10/05/01 08:47:41 zlxt25pO
そいつとは女性専用車両で出会った。
「あんた、ついてんだろ?ふたなりが女性専用車両にいていいのかよ?」
今、沙希は困ったように涙目を浮かべる同じ年くらいの女を小声で脅している。
女はどうやったらこの状況を逃れられるかとか全く考えてないらしく、沙希の
前で泣き始めた。
あ~あ、これだから温室育ちのふたなりお嬢ちゃんは…
沙希は心の中で舌打ちする。別に沙希はこの女がふたなりだという証拠を握っているわけではない。
ただ、さっき満員の状態の時この女の腰が不自然に動いて前にいる女の尻をこすりあげていたのだ。
それで早速いつもの生業の「かつあげ」に走ったわけだが…。
ここは女性専用車両の中。
沙希はここらに住む女子高生、まあ、いわゆる不良ってやつで。今日も遊び金欲しさに隠れふたなりの女を脅して金を巻き上げている。

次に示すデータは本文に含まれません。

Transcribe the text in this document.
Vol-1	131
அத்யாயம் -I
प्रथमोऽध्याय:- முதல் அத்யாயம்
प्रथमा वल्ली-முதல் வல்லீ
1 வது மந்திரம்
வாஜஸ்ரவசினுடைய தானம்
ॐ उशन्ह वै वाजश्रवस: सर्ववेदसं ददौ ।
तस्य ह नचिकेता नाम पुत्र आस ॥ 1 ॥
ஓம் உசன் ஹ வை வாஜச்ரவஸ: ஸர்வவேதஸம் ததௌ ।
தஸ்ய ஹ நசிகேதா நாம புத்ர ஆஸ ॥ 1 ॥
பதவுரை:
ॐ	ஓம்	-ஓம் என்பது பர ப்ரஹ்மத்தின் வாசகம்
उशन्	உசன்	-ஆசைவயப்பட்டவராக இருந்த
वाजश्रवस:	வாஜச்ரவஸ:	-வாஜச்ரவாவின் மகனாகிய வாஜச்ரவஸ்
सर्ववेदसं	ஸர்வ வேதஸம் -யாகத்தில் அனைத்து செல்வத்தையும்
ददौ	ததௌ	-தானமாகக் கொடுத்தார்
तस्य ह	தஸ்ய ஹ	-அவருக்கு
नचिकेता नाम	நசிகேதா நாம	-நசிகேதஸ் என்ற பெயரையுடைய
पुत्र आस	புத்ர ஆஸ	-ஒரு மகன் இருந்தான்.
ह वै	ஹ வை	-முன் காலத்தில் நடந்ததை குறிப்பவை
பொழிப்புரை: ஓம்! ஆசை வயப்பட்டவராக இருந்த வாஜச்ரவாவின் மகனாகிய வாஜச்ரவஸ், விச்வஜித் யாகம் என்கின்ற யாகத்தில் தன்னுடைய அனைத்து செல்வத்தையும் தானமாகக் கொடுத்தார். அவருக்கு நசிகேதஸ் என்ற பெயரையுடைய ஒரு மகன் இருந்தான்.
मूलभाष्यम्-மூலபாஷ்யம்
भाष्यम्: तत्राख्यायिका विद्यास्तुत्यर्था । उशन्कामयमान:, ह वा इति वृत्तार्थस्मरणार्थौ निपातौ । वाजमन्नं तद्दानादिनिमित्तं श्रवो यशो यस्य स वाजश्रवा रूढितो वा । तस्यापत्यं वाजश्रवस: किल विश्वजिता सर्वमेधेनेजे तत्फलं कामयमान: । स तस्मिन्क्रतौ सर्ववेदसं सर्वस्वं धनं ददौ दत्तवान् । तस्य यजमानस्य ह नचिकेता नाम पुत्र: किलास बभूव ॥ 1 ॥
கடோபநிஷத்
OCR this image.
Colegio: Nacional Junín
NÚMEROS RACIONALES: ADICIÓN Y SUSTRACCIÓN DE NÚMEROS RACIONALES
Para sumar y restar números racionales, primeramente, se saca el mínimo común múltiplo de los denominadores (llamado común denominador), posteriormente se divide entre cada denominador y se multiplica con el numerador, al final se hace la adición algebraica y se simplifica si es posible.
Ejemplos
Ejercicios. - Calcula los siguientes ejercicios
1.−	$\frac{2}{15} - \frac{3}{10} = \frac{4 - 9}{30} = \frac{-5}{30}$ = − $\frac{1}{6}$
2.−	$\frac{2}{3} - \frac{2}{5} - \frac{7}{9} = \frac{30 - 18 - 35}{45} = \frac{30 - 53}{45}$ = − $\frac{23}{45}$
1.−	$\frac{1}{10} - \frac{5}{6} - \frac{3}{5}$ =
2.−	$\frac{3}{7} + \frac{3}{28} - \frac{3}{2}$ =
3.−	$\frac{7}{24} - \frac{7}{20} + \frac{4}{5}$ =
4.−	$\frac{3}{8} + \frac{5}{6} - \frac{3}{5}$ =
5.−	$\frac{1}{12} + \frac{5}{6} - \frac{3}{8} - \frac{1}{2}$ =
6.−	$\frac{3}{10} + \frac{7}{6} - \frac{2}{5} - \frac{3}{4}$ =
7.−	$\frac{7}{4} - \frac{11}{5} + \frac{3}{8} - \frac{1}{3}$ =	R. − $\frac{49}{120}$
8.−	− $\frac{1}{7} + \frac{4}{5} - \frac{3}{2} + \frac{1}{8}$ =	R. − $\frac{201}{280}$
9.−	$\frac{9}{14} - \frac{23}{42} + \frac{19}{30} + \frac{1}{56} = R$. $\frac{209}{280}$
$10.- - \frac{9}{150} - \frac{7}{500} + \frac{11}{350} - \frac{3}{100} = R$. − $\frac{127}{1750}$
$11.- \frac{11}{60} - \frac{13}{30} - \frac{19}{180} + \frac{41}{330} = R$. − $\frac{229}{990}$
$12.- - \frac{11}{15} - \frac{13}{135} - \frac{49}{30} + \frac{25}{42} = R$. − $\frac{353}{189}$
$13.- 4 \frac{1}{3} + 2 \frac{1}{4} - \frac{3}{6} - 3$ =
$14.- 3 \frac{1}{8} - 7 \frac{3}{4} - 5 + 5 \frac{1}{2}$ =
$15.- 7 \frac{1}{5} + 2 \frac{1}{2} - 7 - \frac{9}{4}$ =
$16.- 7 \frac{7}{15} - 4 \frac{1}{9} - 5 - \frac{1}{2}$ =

沙希の傍に仲間が二人いて三人で彼女を挟んでいる形になっているから、
周りはよっぽど気をつけないと今ここでかつあげが行われているとは気付かないはずだ。
が、気付いたやつがいた。その日に限って。
「あのー…」
やけに間延びした声を出してそいつは沙希の前に現れた。ひょこっと顔を出して
あろうことかにこにこ微笑んでいる。
「…なんだ?お前」
仲間の一人がそいつにむかってすごむ。メガネをかけた女は、特に身長が高いわけでもなく、
男性的というわけでもない、でもだからといって女らしいわけでもなく、なんというかどっちつかずな印象だ。
女は動じることなく平気で、その人を解放してあげてくださいと言った。
「はあ?あんた馬鹿?そう言われてはい、そうですかと言うとでも思うわけ?」
「はい今、解放してくれれば、私はあなたたちに何もしませんよ」
三人に沈黙が訪れる。こういう低姿勢かつきっぱりと物を言う大人とは会ったことがないのか、
これ以上どうおどしていいのかわからなくなってしまったようだ。